There's an example given in chapter 4 (Differential Equations) of Mathematical Tools for Physics by James Nearing:
$$m\ddot{x}+kx=F_{ext}(t) \, .$$
Obviously this is a undamped driven oscillator. The exercise is to solve the equation using the method of Green's functions. After an impulse, the motions follows $A \text{sin}(\omega _0(t-t^{'}))$. The change in momentum is $m \Delta v_x=F\Delta t'$, and $\Delta t$ is sufficiently small such that the mass is subject only to $-kx$. Just after $t=t'$, $v_x=A \omega_0=F \Delta t' / m$ $\therefore A=F \Delta t' / \omega _0$. Then the solution $x(t)$ is:
$$x(t)=\begin{cases} (F\Delta t' / m \omega_0) \text{sin}(\omega_0(t-t')) & t >t' \\ 0 & t\leq t' \end{cases}$$
The problem I've been given is to solve the equation for a damped, driven oscillator using the same method.

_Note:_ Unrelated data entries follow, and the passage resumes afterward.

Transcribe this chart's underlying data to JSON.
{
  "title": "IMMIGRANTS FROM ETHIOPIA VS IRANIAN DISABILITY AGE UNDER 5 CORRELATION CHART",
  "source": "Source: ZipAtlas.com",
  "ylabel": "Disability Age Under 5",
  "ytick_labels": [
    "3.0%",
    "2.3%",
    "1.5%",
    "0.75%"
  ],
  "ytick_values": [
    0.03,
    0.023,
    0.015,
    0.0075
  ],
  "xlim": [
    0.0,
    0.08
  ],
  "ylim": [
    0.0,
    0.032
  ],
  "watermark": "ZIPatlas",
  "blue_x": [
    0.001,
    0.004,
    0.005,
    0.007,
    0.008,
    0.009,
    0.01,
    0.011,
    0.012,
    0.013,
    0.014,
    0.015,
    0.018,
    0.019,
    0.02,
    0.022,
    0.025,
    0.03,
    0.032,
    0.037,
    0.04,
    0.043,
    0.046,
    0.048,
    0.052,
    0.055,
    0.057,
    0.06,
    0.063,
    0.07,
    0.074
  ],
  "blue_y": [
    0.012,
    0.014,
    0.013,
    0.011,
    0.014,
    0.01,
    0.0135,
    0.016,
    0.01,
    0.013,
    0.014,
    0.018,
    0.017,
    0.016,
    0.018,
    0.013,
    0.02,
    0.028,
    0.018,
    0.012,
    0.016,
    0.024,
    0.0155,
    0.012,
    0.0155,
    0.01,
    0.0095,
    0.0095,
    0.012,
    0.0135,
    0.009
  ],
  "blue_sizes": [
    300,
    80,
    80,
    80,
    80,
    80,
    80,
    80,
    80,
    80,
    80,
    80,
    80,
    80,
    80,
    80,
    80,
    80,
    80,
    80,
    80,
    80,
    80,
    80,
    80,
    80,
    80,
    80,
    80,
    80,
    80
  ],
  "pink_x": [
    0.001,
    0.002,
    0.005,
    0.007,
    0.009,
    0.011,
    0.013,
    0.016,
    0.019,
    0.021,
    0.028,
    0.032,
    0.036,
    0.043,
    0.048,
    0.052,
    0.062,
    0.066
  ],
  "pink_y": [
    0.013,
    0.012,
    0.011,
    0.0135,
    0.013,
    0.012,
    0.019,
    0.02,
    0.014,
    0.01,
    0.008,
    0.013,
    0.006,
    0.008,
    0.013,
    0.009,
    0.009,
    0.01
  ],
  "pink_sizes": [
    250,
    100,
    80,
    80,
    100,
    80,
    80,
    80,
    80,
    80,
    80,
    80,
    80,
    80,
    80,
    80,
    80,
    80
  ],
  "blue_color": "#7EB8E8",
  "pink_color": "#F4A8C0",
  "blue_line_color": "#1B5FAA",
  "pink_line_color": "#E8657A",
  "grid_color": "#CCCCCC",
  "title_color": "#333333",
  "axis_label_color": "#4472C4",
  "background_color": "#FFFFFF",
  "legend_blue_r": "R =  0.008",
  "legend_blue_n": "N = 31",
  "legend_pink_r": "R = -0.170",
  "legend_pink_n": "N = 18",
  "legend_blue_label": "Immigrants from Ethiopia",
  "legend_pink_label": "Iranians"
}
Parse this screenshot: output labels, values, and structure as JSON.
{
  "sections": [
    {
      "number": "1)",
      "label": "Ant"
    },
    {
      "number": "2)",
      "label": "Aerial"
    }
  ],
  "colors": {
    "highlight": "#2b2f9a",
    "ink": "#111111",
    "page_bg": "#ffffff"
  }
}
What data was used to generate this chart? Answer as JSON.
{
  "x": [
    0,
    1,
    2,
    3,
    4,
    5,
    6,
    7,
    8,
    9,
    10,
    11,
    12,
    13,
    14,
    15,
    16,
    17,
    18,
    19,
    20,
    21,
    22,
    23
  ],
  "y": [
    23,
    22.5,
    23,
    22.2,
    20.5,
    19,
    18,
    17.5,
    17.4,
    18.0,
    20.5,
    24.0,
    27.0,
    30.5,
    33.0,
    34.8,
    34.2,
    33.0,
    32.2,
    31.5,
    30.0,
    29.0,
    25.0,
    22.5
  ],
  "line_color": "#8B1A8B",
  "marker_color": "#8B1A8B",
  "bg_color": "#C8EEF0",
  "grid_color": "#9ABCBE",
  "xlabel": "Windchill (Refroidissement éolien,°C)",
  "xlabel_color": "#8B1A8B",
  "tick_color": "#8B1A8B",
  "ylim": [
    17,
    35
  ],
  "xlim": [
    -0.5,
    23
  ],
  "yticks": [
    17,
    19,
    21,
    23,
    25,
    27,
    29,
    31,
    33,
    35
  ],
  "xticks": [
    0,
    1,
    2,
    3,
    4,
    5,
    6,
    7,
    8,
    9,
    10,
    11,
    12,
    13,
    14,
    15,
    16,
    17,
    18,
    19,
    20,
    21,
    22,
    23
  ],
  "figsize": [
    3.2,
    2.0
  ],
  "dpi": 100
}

$$m \ddot x+b \dot x+kx=F_{ext}(t)$$
So my idea is that the change in momentum is the same, but afterward the mass is subject not only to $-kx$ but also to $-b \dot x$. So after $t=t'$,
$$v_x=A \omega _0=\frac{\Delta t'(F-b \dot x)}{m}; \therefore A=\frac{\Delta t'(F-b\dot x)}{m \omega _0} \, .$$
Is this reasonable? I just want to make sure I'm on the right track, since this is my first attempt at solving the problem in this way.